La ferrovia sospesa nel nulla dopo il cedimento del terreno a Sant’Agata sul Santerno (Ravenna)
La ferrovia sospesa nel nulla dopo il cedimento del terreno a Sant’Agata sul Santerno (Ravenna)

"Che il rischio di eventi estremi sia accresciuto, è ormai chiaro, che i tempi di ritorno degli eventi eccezionali si siamo molto accorciati è indubbio – osserva il professor Pierluigi Coppola, docente di pianificazione dei trasporti al Politecnico di Milano – e quindi occorre agire di conseguenza. Per salvaguardare le nostre infrastrutture è innanzitutto fondamentale ridurre il rischio idrologico e idrogeologico, per abbassare la minaccia a cui sono esposte. Dopodiché, più che intervenire sull’opera stessa, che comunque va monitorata e non lasciata a sé stessa, è necessario stabilizzare i terreni sui quali transita, laddove ve ne sia la necessità". "Per le nuove opere – prosegue Coppola – se si vogliono realizzare infrastrutture resilienti a questi eventi estremi, il tema è come inserire correttamente l’infrastruttura nel territorio. Il rischio infatti lo si può ridurre anche con una pianificazione attenta che limiti la vulnerabilità dell’opera con un tracciato che sia il meno possibile impattato da potenziali piene e da eventi franosi, procedendo a una corretta stabilizzazione dei pendii e intervenendo con le necessarie opere geotecniche sulle fondazioni, perché se viene meno la fondazione di un’opera viene giù tutto il resto".

"Il cambiamento climatico ci dice che nell’area del Mediterraneo è concreto il rischio di un aumento della frequenza e dell’intensità degli eventi estremi – osserva Luca Brocca, ricercatore dell’Istituto di ricerca per la protezione idrogeologica del Cnr – e quindi ha senso adeguare le specifiche delle infrastrutture – ponti, strade, ferrovie rendendole più performanti e meno esposte.
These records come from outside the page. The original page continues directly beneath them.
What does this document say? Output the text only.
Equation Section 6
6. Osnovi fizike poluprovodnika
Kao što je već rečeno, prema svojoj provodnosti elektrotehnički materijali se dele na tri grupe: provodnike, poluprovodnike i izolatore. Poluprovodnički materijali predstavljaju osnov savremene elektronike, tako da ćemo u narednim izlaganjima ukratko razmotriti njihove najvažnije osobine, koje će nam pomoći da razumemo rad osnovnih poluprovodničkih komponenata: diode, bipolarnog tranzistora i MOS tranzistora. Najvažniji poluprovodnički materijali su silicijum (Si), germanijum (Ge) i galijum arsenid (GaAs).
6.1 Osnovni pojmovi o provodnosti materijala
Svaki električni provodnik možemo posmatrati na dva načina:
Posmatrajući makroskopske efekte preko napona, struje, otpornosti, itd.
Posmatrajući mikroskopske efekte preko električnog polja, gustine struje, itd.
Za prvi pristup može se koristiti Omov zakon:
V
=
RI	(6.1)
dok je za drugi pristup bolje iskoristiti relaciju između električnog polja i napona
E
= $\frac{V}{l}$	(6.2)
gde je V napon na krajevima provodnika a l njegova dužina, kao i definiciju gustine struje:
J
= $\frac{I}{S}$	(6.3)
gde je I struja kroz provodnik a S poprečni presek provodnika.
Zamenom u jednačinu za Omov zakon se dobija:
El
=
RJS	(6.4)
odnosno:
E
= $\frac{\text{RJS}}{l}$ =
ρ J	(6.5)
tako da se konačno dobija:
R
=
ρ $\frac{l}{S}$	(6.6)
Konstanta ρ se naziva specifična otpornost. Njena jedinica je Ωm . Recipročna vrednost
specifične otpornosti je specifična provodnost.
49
Se sono state progettate con tempi di ritorno di 100 o 50 anni e poi l’evento si ripete invece con frequenza molto maggiore è ovvio che le opere vanno ripensate per resistere ad eventi più frequenti. Ha un costo, ma è prevenzione. È come la cintura di sicurezza, la metti ogni volta che vai in macchina e magari ti serve due o tre volte in quarant’anni, ma quelle volte ti salva la vita. E quindi, merita".

"Per ridurre gli impatti – osserva il professor Giuseppe Passoni, docente di idraulica al Politecnico di Milano – è importante intervenire a monte, con casse nelle quali le piene possano espandersi in modo controllato, con serbatoi di laminazione ed eventualmente con dighe sui corsi d’acqua maggiori o, strategia più classica, innalzando gli argini per contenere più metri cubi al secondo. Ma ovviamente se la frequenza degli eventi estremi è, o c’è la possibilità che sia, maggiore, le opere idrauliche non possono darti una sicurezza del 100% e quindi è necessario anche valutare se sia necessario adeguare le opere già realizzate e soprattutto progettare diversamente quelle che dovremo costruire". Naturalmente non è detto che occorra intervenire in maniera pesante sulle opere esistenti, anzi. "Tutti abbiamo visto le immagini dell’autostrada allagata – osserva Passoni – dalle quali era chiaro che il rilevato autostradale fosse perpendicolare al flusso di piena delle acque: ha fatto da diga e ha impedito ai terreni a monte di essere drenati. Ma questo non vuol certo dire che il livellato autostradale va innalzato o cambiato di tracciato, basta creare degli attraversamenti idraulici del rilevato, consentendo il corretto deflusso delle acque. Quindi, dipende. Non c’è una ricetta unica. Ogni intervento va deciso caso per caso, studiando il territorio".